“Nothing worse than a rattly head,” says artist Kate Charles, shaking a disembodied baby doll head by its ear. As the owner of Cutie Pie Productions, Charles makes “Reborn Dolls,” uncannily realistic artificial infants crafted from vinyl, glass, doe suede, and up to 80 layers of paint. In the Reborning subculture, people “adopt” these dolls, which can cost up to $3,000, and often treat them like living babies, building nurseries and pushing them around in strollers.
“Dollhouse,” a short film by LA-based director duo Terri Timely, follows Charles’s practice of “Reborning,” as hyper-realistic doll-making is known. Like most Reborners, Charles considers herself an artist, not a craftsperson. The labor-intensive process of making a Reborn doll can sometimes take weeks. In the seven-minute film, we see it unfold step-by-step: Charles stabs tiny hair-holes into the scalp of a doll head with an awl; removes painted doll limbs from a toaster oven and places them on sticks to dry; and swaddles a Reborn baby in bubble wrap before shipping it off in a cardboard box.
If you find all this a little creepy, it’s not just you. “It is creepy,” Charles says. “There’s no other word for it.” She’s aware of the uncanny valley effect at play here: “When you’re trying to emulate real life, and you get pretty darn close, it’s gonna be creepy. But when you get past the initial [creepiness] and you know it’s a doll, you can go into the appreciation of what this person is trying to achieve.” More than sensationalizing documentaries like My Fake Baby, which profiled British “mommies” of Reborns, “Dollhouse” approaches its subject with compassion, showcasing the technical skill and emotional energy that go into this practice.
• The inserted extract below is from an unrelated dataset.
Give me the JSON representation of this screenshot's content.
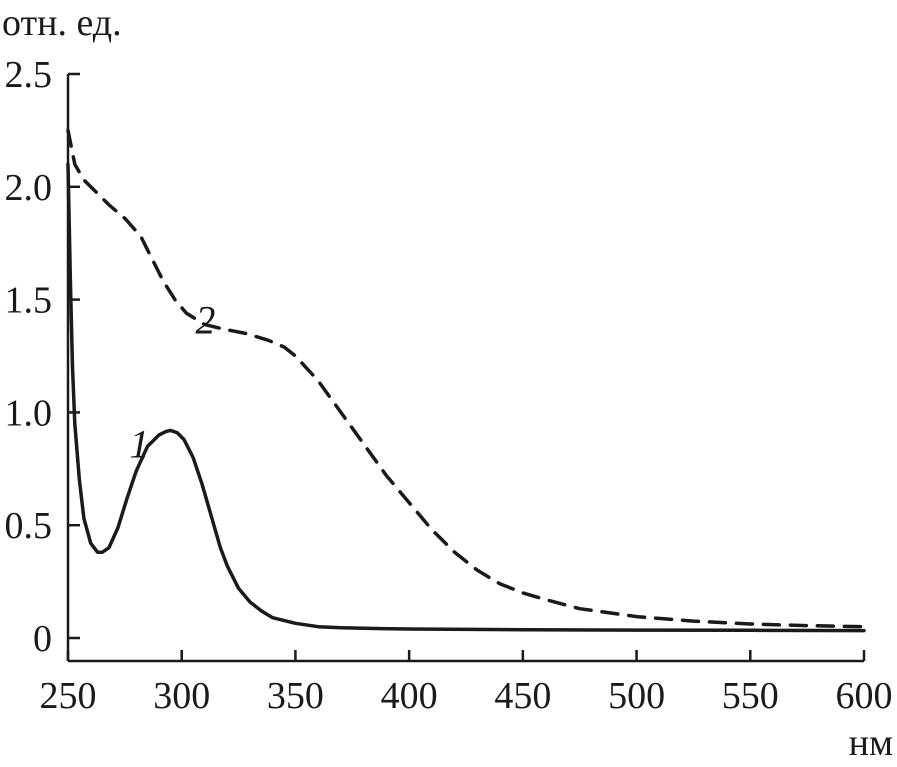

Regardless of what you think of her dolls, aspects of Charles’s creative process might seem familiar to any artist — to say nothing of the formal resonances between her work and that of hyperrealist sculptors like Ron Mueck and Duane Hanson. She describes the rarity of making work that she really loves, the satisfaction of getting into a zone that feels like “soul expression,” and the constant striving to make her “masterpiece.” “Doing this, I can totally understand, like, what happened to Michael Jackson,” she says. “He had Thriller, Thriller came out, it was lightning in a bottle, and then he spent the rest of his career trying to recreate that magic. And that’s what I’m constantly working for. That lightning in a bottle.”